A chance meeting with the unfiltered, partially disabled, blue-eyed and totally irrepressible ‘Stevie’ (whose ‘skin had the near orange sheen of a Love Island contestant’) leads, somewhat improbably, to Du Maurier’s Rebecca, a suspicious house fire and an internet romance scam that seems to have most of Sidmouth in its grip. Is your head spinning yet? It will be. But what fun!
Also endearing is Kim, the estate agent who sells Edward his cliff-teetering house and with whom he has a highly charged sexual encounter. The house’s slow crumbling into the Devon sea seems to be a metaphor for Edward’s life – or at least his female relationships.
The setting of Sidmouth is nicely drawn and feels thoroughly appropriate and convincing. That’s not surprising, given that Jeremy’s in-laws hail from just down the road and this is where he spends much of his holidays; indeed, every summer for the last fifteen years while his children have been growing up. There is no BBC Local Radio station in Sidmouth but one can’t help thinking that Jeremy quite fancies it as a retirement project. He tells me of his admiration for his predecessor Jimmy Young, ‘he was still presenting at 84, on the air for two hours a day, and only removed against his will. He fought to stay. When a presenter stops presenting, they must have an identity crisis.’ Jeremy, BBC Radio Sidmouth is calling.

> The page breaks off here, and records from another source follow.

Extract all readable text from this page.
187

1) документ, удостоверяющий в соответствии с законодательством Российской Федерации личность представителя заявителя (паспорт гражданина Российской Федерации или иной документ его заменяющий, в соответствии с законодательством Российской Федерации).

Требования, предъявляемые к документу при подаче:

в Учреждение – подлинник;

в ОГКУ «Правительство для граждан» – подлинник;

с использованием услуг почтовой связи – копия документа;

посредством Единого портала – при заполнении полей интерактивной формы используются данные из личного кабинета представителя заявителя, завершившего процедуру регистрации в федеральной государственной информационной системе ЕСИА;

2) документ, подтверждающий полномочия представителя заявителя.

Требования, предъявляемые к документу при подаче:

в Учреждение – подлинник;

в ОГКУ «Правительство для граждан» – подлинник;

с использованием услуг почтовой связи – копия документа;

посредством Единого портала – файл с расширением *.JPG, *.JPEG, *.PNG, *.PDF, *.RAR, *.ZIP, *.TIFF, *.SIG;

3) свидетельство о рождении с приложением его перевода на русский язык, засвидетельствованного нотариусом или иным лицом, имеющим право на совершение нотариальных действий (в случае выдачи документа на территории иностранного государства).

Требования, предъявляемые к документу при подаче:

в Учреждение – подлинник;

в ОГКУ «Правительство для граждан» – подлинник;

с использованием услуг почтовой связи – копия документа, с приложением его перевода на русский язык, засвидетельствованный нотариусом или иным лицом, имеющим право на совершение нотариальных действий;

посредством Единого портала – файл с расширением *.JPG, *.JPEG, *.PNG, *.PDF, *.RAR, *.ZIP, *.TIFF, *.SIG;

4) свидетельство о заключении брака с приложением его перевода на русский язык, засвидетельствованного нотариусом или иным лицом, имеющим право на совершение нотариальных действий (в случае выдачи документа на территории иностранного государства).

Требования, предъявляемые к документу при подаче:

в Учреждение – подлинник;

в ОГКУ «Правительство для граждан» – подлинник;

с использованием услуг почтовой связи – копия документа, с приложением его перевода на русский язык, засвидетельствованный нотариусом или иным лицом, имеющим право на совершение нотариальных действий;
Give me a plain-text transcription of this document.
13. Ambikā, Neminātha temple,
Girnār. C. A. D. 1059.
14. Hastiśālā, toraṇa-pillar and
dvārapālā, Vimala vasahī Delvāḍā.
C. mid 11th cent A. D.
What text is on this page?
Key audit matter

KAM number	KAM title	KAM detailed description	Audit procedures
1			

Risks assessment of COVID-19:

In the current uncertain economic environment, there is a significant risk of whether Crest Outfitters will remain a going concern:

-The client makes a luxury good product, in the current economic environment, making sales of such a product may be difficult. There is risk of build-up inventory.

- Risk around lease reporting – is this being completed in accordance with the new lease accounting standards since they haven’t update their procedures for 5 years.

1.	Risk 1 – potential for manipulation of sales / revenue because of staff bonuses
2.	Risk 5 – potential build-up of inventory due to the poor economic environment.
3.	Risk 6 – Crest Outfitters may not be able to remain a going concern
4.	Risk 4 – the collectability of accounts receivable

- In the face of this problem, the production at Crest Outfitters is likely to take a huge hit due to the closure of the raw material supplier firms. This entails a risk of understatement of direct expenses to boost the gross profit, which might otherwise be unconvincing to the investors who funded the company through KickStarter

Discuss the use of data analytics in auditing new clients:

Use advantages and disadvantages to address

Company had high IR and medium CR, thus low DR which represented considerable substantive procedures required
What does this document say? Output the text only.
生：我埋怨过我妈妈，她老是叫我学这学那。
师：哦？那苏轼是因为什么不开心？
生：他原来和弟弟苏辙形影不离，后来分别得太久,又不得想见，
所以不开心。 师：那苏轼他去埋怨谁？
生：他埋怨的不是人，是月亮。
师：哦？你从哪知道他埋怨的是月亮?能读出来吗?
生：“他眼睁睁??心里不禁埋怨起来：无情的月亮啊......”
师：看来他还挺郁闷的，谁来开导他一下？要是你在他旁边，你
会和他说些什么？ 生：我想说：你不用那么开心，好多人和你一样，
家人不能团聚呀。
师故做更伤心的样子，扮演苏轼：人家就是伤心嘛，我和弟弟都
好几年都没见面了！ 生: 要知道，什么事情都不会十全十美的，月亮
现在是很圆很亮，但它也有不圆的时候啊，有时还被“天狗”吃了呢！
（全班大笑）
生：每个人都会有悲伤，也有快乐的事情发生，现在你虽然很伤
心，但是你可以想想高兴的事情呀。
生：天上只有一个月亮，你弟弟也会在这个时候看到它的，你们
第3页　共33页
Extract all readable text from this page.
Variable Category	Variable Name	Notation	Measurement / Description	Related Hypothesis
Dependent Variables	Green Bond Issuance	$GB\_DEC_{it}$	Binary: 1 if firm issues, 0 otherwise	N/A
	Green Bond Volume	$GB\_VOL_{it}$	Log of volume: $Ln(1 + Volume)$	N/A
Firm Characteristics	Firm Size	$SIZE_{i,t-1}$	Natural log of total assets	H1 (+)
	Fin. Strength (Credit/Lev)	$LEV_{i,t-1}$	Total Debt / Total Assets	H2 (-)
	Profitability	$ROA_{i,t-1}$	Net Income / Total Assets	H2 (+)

The novel’s plot has so many unexpected changes of direction that it becomes almost dizzying. Jeremy admits that not all of these were scoped out at the start. In fact, he compares plot construction with putting together a flatpack wardrobe or bed: ‘I have discovered,’ he tells me, ‘that it is better to leave the bolts a little loose when assembling one’s story. You get much better ideas as you go along.’
The novel is a bizarre mix of the comic and tragic. Some of Vine’s descriptions are clearly tongue-in-cheek and it is hard not to giggle at the pensioners’ riot when they stampede the radio station, Rock n Talk Radio 92FM, demanding the reinstatement of their hero. One senses that he enjoyed every minute that he spent writing this book and that a lifetime in broadcasting has given him a rich vein of amusing characters and unusual storylines. However, the story has its truly heart-wrenching moments too, most notably in the opening chapter.
And despite its slightly implausible swerves of direction and, occasionally, caricatured characters, Vine manages to keep you gripped to the very end. It is impossible not to get caught up in the lives of this small-town community and its radio station.
Vine is clearly not planning to hang up the microphone yet but writing is very much part of his past and his future. An English graduate, he experimented with some comic novels in his early career and has always enjoyed putting pen to paper. ‘I just love stories,’ he tells me. But what about the shift from real life to fiction? For him, that came naturally. ‘With fiction, you are, after all, still describing the same world but then you skid off into total fiction where all the characters are made up and the events didn’t happen – and I’m comfortable with that. It’s just painting pictures with words.’
And there is very good news for Jeremy Vine fans and murder mystery fans: this is the first in a new crime series and he has already written the second! How does he fit in the writing around a very busy day job? He says it is all down to his team at Radio 2: ‘I, more than ever, appreciate the work of producers. They do the hard work.’ And after all, he adds, ‘radio is all about stories and writing is all about stories. It’s not like jumping trains.’